Medical imaging in Israel has a rich heritage and a bright future, and radiologists there are at the cutting edge of technological change and provide outstanding diagnostic and interventional services, Dr. Jacob Sosna, president of the Israel Radiological Association (ISRA), told RSNA 2017 delegates at Tuesday's special session.
About 200 of Israel's 450 radiologists are attending RSNA 2017. Although the population is 8.5 million, the country is relatively small at around 10,700 sq miles (27,800 sq km) or 10% the size of the U.K. The breakdown of the population is 76% Jewish, 20% Arab, and 4% other. Distinct minorities include immigrants, ultraorthodox Jews, and Bedouins, he said.
The country has five medical schools and between 500 and 700 Israelis graduate annually. Between 400 and 600 physician immigrants (international medical school graduates) are licensed annually.
Healthcare expenditures were around 7.3% of gross national product in 2014, compared with the average of 9.3% in Organization for Economic Cooperation and Development (OECD) countries. The healthcare indices are similar to those of Europe, but Israel has a higher birth rate, continued Sosna, who is a professor and chairman of radiology at the Hadassah Hebrew University Medical Center in Jerusalem.

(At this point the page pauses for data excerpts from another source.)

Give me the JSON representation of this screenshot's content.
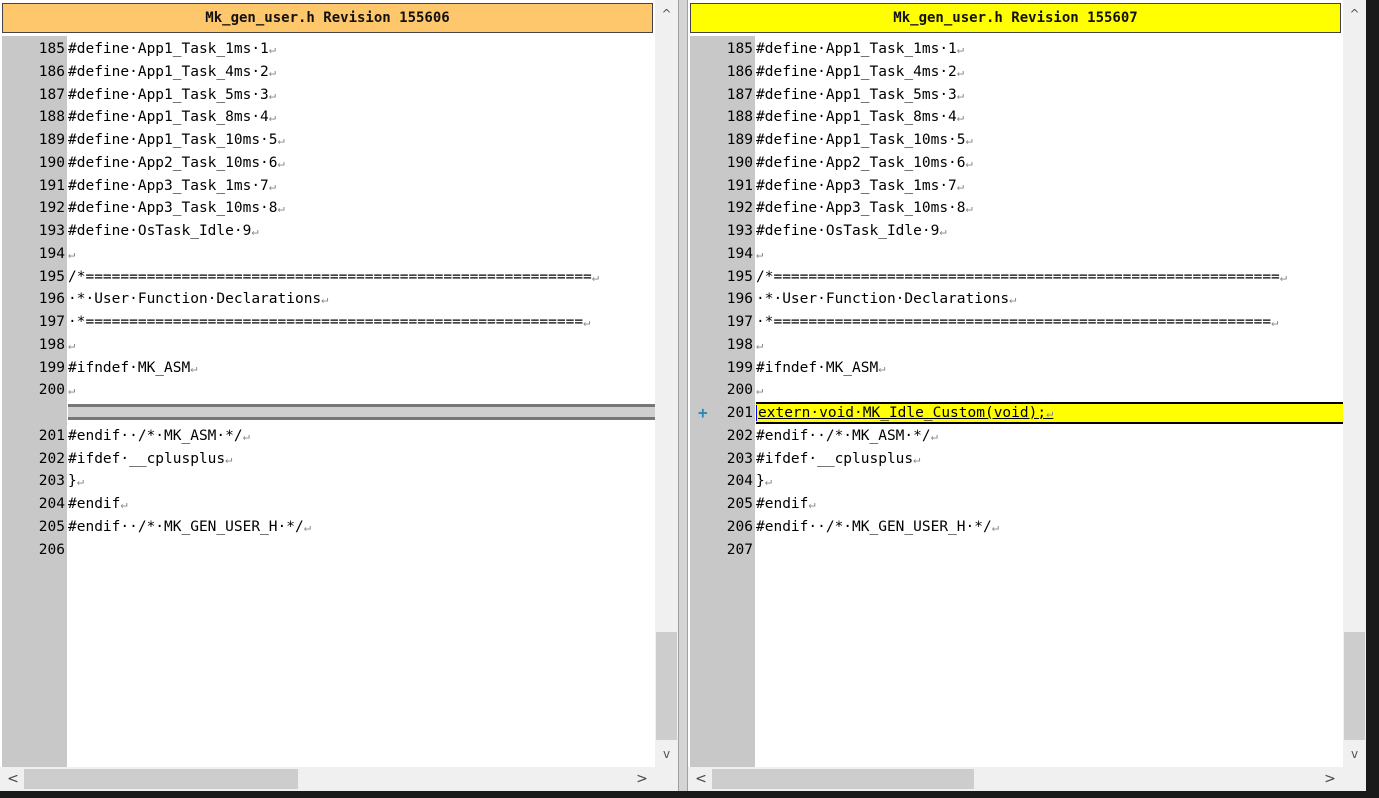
{
  "left": {
    "title": "Mk_gen_user.h Revision 155606",
    "lines": [
      {
        "n": "185",
        "t": "#define·App1_Task_1ms·1"
      },
      {
        "n": "186",
        "t": "#define·App1_Task_4ms·2"
      },
      {
        "n": "187",
        "t": "#define·App1_Task_5ms·3"
      },
      {
        "n": "188",
        "t": "#define·App1_Task_8ms·4"
      },
      {
        "n": "189",
        "t": "#define·App1_Task_10ms·5"
      },
      {
        "n": "190",
        "t": "#define·App2_Task_10ms·6"
      },
      {
        "n": "191",
        "t": "#define·App3_Task_1ms·7"
      },
      {
        "n": "192",
        "t": "#define·App3_Task_10ms·8"
      },
      {
        "n": "193",
        "t": "#define·OsTask_Idle·9"
      },
      {
        "n": "194",
        "t": ""
      },
      {
        "n": "195",
        "t": "/*=========================================================="
      },
      {
        "n": "196",
        "t": "·*·User·Function·Declarations"
      },
      {
        "n": "197",
        "t": "·*========================================================="
      },
      {
        "n": "198",
        "t": ""
      },
      {
        "n": "199",
        "t": "#ifndef·MK_ASM"
      },
      {
        "n": "200",
        "t": ""
      },
      {
        "n": "",
        "t": "",
        "sep": true
      },
      {
        "n": "201",
        "t": "#endif··/*·MK_ASM·*/"
      },
      {
        "n": "202",
        "t": "#ifdef·__cplusplus"
      },
      {
        "n": "203",
        "t": "}"
      },
      {
        "n": "204",
        "t": "#endif"
      },
      {
        "n": "205",
        "t": "#endif··/*·MK_GEN_USER_H·*/"
      },
      {
        "n": "206",
        "t": "",
        "noret": true
      }
    ]
  },
  "right": {
    "title": "Mk_gen_user.h Revision 155607",
    "lines": [
      {
        "n": "185",
        "t": "#define·App1_Task_1ms·1"
      },
      {
        "n": "186",
        "t": "#define·App1_Task_4ms·2"
      },
      {
        "n": "187",
        "t": "#define·App1_Task_5ms·3"
      },
      {
        "n": "188",
        "t": "#define·App1_Task_8ms·4"
      },
      {
        "n": "189",
        "t": "#define·App1_Task_10ms·5"
      },
      {
        "n": "190",
        "t": "#define·App2_Task_10ms·6"
      },
      {
        "n": "191",
        "t": "#define·App3_Task_1ms·7"
      },
      {
        "n": "192",
        "t": "#define·App3_Task_10ms·8"
      },
      {
        "n": "193",
        "t": "#define·OsTask_Idle·9"
      },
      {
        "n": "194",
        "t": ""
      },
      {
        "n": "195",
        "t": "/*=========================================================="
      },
      {
        "n": "196",
        "t": "·*·User·Function·Declarations"
      },
      {
        "n": "197",
        "t": "·*========================================================="
      },
      {
        "n": "198",
        "t": ""
      },
      {
        "n": "199",
        "t": "#ifndef·MK_ASM"
      },
      {
        "n": "200",
        "t": ""
      },
      {
        "n": "201",
        "t": "extern·void·MK_Idle_Custom(void);",
        "added": true,
        "marker": "+"
      },
      {
        "n": "202",
        "t": "#endif··/*·MK_ASM·*/"
      },
      {
        "n": "203",
        "t": "#ifdef·__cplusplus"
      },
      {
        "n": "204",
        "t": "}"
      },
      {
        "n": "205",
        "t": "#endif"
      },
      {
        "n": "206",
        "t": "#endif··/*·MK_GEN_USER_H·*/"
      },
      {
        "n": "207",
        "t": "",
        "noret": true
      }
    ]
  },
  "glyphs": {
    "return": "↵",
    "scroll_up": "^",
    "scroll_down": "v",
    "scroll_left": "<",
    "scroll_right": ">"
  },
  "colors": {
    "left_title_bg": "#ffc76b",
    "right_title_bg": "#ffff00",
    "added_line_bg": "#ffff00",
    "added_marker": "#2a8ab8"
  }
}
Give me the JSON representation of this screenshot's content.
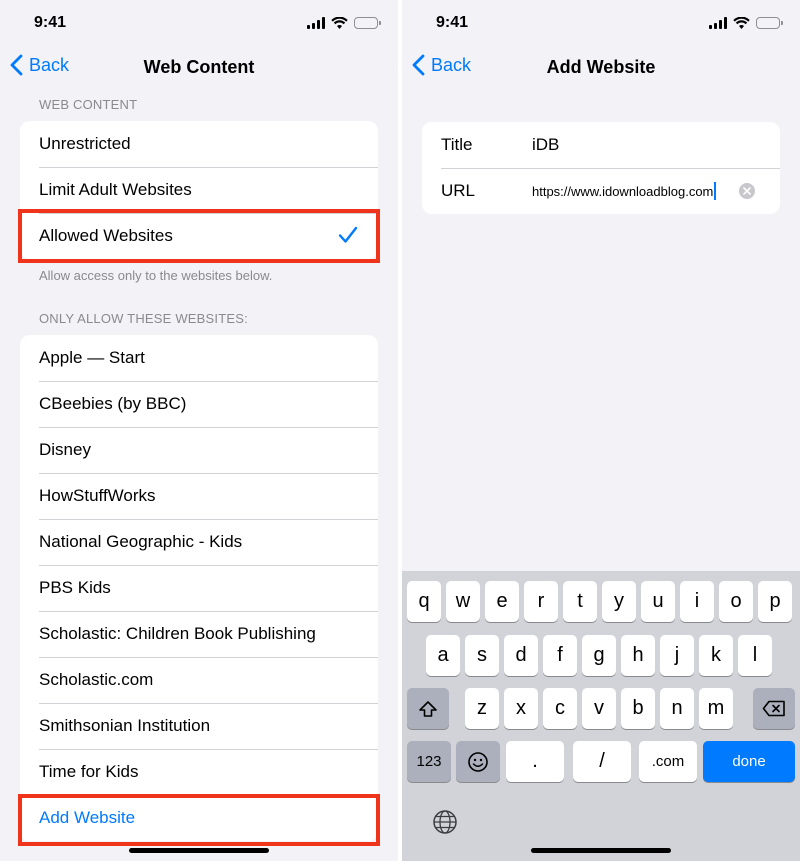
{
  "left": {
    "status_time": "9:41",
    "nav": {
      "back_label": "Back",
      "title": "Web Content"
    },
    "web_content_header": "WEB CONTENT",
    "options": [
      {
        "label": "Unrestricted"
      },
      {
        "label": "Limit Adult Websites"
      },
      {
        "label": "Allowed Websites",
        "selected": true
      }
    ],
    "options_footer": "Allow access only to the websites below.",
    "allowed_header": "ONLY ALLOW THESE WEBSITES:",
    "websites": [
      "Apple — Start",
      "CBeebies (by BBC)",
      "Disney",
      "HowStuffWorks",
      "National Geographic - Kids",
      "PBS Kids",
      "Scholastic: Children Book Publishing",
      "Scholastic.com",
      "Smithsonian Institution",
      "Time for Kids"
    ],
    "add_website_label": "Add Website"
  },
  "right": {
    "status_time": "9:41",
    "nav": {
      "back_label": "Back",
      "title": "Add Website"
    },
    "form": {
      "title_label": "Title",
      "title_value": "iDB",
      "url_label": "URL",
      "url_value": "https://www.idownloadblog.com"
    },
    "keyboard": {
      "row1": [
        "q",
        "w",
        "e",
        "r",
        "t",
        "y",
        "u",
        "i",
        "o",
        "p"
      ],
      "row2": [
        "a",
        "s",
        "d",
        "f",
        "g",
        "h",
        "j",
        "k",
        "l"
      ],
      "row3": [
        "z",
        "x",
        "c",
        "v",
        "b",
        "n",
        "m"
      ],
      "numbers_key": "123",
      "dot_key": ".",
      "slash_key": "/",
      "dotcom_key": ".com",
      "done_key": "done"
    }
  },
  "colors": {
    "accent": "#007aff",
    "highlight": "#f0341c",
    "background": "#f2f2f7",
    "keyboard": "#d1d3d9"
  }
}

ISRA was founded in 1927 by Dr. I. Itzkovitch, who led the organization for 40 years. ISRA has a professional role (setting standards and negotiating salaries), and an academic role (setting residency requirements, responsibility for national boards, organizing annual meetings, and national congresses).
From the outset, radiologists developed a strong reputation for research, Sosna said. An important early paper about tinea capitis was published in German in 1932 by a radiologist from Jerusalem, Dr. Adolf Druckmann.
Most radiologists work in hospitals and clinics in the public sector, and all have board certification. Many of them have trained outside of Israel, including fellowships in North America, and about 100 migrated to Israel from the former USSR in the 1990s, according to Sosna.
Undergraduate medical training lasts six years and the average United States Medical Licensing Examination (USMLE) scores are comparable to those of U.S. medical school graduates. Radiology residency programs are similar to the Western European and North American models, he said. The academic syllabus is revised every five years. The clinical rotation comprises internal medicine, surgery, or pediatrics, or any combination, while the basic research element must include a written research plan and a scientific report or publication.
The oral examination consists of 10 sections: gastrointestinal, genitourinary, chest, neuro, ultrasound, pediatrics, interventional radiology, musculoskeletal, cardiac, and breast. Each section lasts 25 minutes and comprises six short cases and six long, comprehensive cases. All residents answer the same standardized cases and must pass at least eight sections. The minimum number of cases for the chest are 800 chest x-rays, 400 CT exams, and 10 interventional procedures, plus 15 CTs and five MRIs for cardiac.
Growth of deep learning
Another presentation focused on Israel's large number of medical imaging deep-learning companies, start-ups, and several deep-learning academic centers that are thriving in the information age.
There has been an exponential growth of visual data over the past decade, which is also apparent in the field of radiology, and deep learning convolutional neural network (CNN) algorithms have emerged as a way to categorize this vast amount of data, according to Dr. Eyal Klang, staff radiologist in the Abdominal Imaging Unit at the Chaim Sheba Medical Center in Tel Hashomer.
For instance, the ImageNet database is a large visual resource that contains millions of hand-annotated images. In 2012, a CNN algorithm showed a remarkable accuracy in labeling these images, and since then, newer CNN algorithms have shown greater accuracy until in 2015 a CNN algorithm achieved a near-human accuracy level in several image categorization tasks, Klang stated.
Artificial neural networks (ANNs) are deep-learning algorithms that are loosely based on the hypothesis of how biological neural networks operate. A large amount of small computational functions ("neurons") are interconnected in hidden deep layers. A key concept of ANNs is backpropagation, in which data are entered into the network and an output is produced. A loss function estimates the error, and based on the estimation of error, the algorithm optimizes the network by backpropagating into the network. The process of forward and backpropagation is iterated on the entire dataset.
CNN is a subtype of ANN, Klang said. This algorithm operates by propagating small filters (small matrices of numbers) across the image to create the neuronal maps. The process of loss estimation and backpropagation is conducted on the network in a similar way to an ANN.
There are similarities between how CNN operates and the thought process of experienced radiologists. "CNN has a gestalt or 'Aunt Minnie' flavor, as unlike previous machine-learning algorithms, there is no feature selection CNN," Klang added.